Apparently removing the liblzma and libz dependencies has worked! The required flags do not contain them any more:

Excellent, what a mess!

kostrzewa commented 6 years ago

All of this might also be tracable to transparent huge pages, but I'm not sure..

kostrzewa commented 6 years ago

From my point of view, the HLRS people need to fix this on their side and provide step by step support to get us up and running. @urbach, would you agree?

urbach commented 6 years ago

From my point of view, the HLRS people need to fix this on their side and provide step by step support to get us up and running. @urbach, would you agree?

definitly! If necessary, I can insist.

-- Carsten Urbach e-mail: curbach@gmx.de urbach@hiskp.uni-bonn.de Fon : +49 (0)228 73 2379 skype : carsten.urbach URL: http://www.carsten-urbach.eu

martin-ueding commented 6 years ago

It compiles now with Intel C++ version 17! Updated script is also in the repository.

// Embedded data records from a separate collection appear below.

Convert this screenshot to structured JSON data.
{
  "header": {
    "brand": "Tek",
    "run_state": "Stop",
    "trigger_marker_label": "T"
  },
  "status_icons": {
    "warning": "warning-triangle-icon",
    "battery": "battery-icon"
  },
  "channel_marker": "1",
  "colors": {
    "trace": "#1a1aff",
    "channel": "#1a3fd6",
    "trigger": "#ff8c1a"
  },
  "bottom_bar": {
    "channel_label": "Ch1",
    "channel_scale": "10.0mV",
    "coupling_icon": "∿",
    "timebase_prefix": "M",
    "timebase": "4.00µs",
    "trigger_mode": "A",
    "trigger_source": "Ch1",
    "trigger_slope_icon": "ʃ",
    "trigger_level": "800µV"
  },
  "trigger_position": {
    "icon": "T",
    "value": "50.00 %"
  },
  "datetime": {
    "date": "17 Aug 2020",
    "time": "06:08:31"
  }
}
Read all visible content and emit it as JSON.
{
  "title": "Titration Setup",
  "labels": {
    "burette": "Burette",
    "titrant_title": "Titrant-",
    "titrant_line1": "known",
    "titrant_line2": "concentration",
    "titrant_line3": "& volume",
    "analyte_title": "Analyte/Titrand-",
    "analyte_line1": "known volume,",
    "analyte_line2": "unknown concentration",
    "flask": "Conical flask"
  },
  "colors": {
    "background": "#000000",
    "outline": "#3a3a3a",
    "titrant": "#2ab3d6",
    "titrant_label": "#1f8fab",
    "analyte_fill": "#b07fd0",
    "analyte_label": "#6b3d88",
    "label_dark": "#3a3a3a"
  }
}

I have not tried to run it, but I would hope that it works.

kostrzewa commented 6 years ago

Awesome, could you give it a spin with a few trajectories of the 32c96 run?

kostrzewa commented 6 years ago

How did it run? Can we continue the simulations on Hazel Hen?

martin-ueding commented 6 years ago

I did one update, it took 56 minutes. I will check the log tomorrow.